The low-rise of the current fair complex was designed by architect Jan Frederik Staal with interiors by Margaret Staal-Kropholler and was built between 1936 and 1940. In the Rotterdam Blitz on 14 May 1940 the exhibition centre took a number of hits, but the damage could be repaired quickly. In 1941, the Stock Exchange reopened on Coolsingel. This building with many features included not only many trade fairs but also shops, conference rooms, a bar and offices.

In 1973 an extra floor was added to the low-rise building. Architect of this expansion is Arthur Staal, the son of J. F. Staal. There is also a catering establishment which carries the name "Staal". There are many business people their daily lunch in the restaurant on the second floor, or in summer on the terrace below and to the Coolsingel Beursplein. On the third floor, still room language, the former meeting room of the Chamber of Commerce. This is now used for weddings, conferences, parties, and so forth.

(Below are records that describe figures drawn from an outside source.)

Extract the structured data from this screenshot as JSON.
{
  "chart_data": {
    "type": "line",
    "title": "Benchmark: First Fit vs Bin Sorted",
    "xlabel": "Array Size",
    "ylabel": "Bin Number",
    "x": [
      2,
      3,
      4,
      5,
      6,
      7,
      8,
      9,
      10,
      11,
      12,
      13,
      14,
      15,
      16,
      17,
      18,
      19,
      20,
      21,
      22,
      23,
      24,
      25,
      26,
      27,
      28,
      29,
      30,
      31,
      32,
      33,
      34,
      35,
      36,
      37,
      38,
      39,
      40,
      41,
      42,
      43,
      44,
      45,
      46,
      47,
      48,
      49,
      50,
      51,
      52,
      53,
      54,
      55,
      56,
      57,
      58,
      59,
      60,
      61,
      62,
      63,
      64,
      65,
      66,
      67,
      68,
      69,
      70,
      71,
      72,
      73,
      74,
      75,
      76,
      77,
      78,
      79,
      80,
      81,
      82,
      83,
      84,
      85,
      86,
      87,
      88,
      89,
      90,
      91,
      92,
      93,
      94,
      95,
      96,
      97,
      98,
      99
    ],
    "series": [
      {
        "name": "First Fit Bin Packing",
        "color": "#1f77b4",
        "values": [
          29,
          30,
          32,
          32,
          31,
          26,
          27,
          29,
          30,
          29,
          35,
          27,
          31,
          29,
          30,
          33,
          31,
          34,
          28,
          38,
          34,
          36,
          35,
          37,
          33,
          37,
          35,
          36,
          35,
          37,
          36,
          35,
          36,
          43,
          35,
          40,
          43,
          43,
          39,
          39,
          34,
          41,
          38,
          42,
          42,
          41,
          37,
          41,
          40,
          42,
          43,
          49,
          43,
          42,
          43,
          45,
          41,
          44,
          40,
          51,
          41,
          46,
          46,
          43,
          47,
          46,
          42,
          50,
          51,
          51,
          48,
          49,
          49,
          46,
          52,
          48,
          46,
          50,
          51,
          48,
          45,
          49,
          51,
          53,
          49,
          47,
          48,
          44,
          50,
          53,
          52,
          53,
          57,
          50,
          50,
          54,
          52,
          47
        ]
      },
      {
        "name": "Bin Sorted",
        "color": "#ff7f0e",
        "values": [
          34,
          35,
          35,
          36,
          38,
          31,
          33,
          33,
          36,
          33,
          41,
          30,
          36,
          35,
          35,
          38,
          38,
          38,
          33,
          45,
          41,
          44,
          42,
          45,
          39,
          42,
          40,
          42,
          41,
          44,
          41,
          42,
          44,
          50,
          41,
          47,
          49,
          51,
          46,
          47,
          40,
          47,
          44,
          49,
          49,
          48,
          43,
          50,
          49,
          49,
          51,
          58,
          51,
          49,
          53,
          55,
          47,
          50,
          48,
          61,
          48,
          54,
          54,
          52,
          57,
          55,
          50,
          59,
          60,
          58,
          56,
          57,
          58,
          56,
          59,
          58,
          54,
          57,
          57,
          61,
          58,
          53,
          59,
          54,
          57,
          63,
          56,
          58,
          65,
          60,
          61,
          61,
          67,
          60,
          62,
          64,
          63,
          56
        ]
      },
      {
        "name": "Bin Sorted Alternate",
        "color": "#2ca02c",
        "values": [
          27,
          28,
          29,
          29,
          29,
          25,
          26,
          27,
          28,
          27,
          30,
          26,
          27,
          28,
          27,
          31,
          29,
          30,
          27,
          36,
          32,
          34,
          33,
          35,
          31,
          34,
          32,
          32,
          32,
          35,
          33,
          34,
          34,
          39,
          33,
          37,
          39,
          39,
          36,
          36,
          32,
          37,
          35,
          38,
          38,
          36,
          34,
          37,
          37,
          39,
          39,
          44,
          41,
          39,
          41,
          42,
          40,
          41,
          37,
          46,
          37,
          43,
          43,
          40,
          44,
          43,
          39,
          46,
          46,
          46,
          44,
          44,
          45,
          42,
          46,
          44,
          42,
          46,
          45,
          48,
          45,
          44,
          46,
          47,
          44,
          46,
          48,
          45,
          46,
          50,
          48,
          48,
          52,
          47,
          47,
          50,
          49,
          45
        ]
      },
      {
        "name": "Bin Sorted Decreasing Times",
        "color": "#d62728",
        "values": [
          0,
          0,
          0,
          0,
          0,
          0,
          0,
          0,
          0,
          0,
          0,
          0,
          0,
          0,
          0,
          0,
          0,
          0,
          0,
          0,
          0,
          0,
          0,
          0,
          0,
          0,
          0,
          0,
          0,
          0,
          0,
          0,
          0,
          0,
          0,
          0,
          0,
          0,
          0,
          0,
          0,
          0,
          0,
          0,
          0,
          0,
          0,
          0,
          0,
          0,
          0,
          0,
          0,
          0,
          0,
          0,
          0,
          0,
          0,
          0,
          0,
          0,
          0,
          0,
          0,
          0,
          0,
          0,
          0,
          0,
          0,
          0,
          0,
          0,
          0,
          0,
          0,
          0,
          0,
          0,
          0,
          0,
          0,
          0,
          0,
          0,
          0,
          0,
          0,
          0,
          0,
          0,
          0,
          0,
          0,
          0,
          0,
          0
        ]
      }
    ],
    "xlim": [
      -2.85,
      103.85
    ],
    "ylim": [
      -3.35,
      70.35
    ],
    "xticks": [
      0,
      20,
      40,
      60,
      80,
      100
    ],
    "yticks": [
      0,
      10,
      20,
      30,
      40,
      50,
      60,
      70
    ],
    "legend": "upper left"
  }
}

In 1984 the construction of a new office tower in the middle of the existing low-rise began. The green elliptical tower, designed by architect Rob van Erk, was completed in 1987. Queen Beatrix opened and named the entire construction the Beurs-World Trade Center. Currently the Beurs-WTC is home to a trade show, the Insurance Exchange. The Beurs-World Trade Center is owned and operated by Beurs Rotterdam NV which also owns the building. The Beurs-WTC is easily accessible by public transport, metro station Beurs the front door. The Beurs-WTC also has a private parking garage.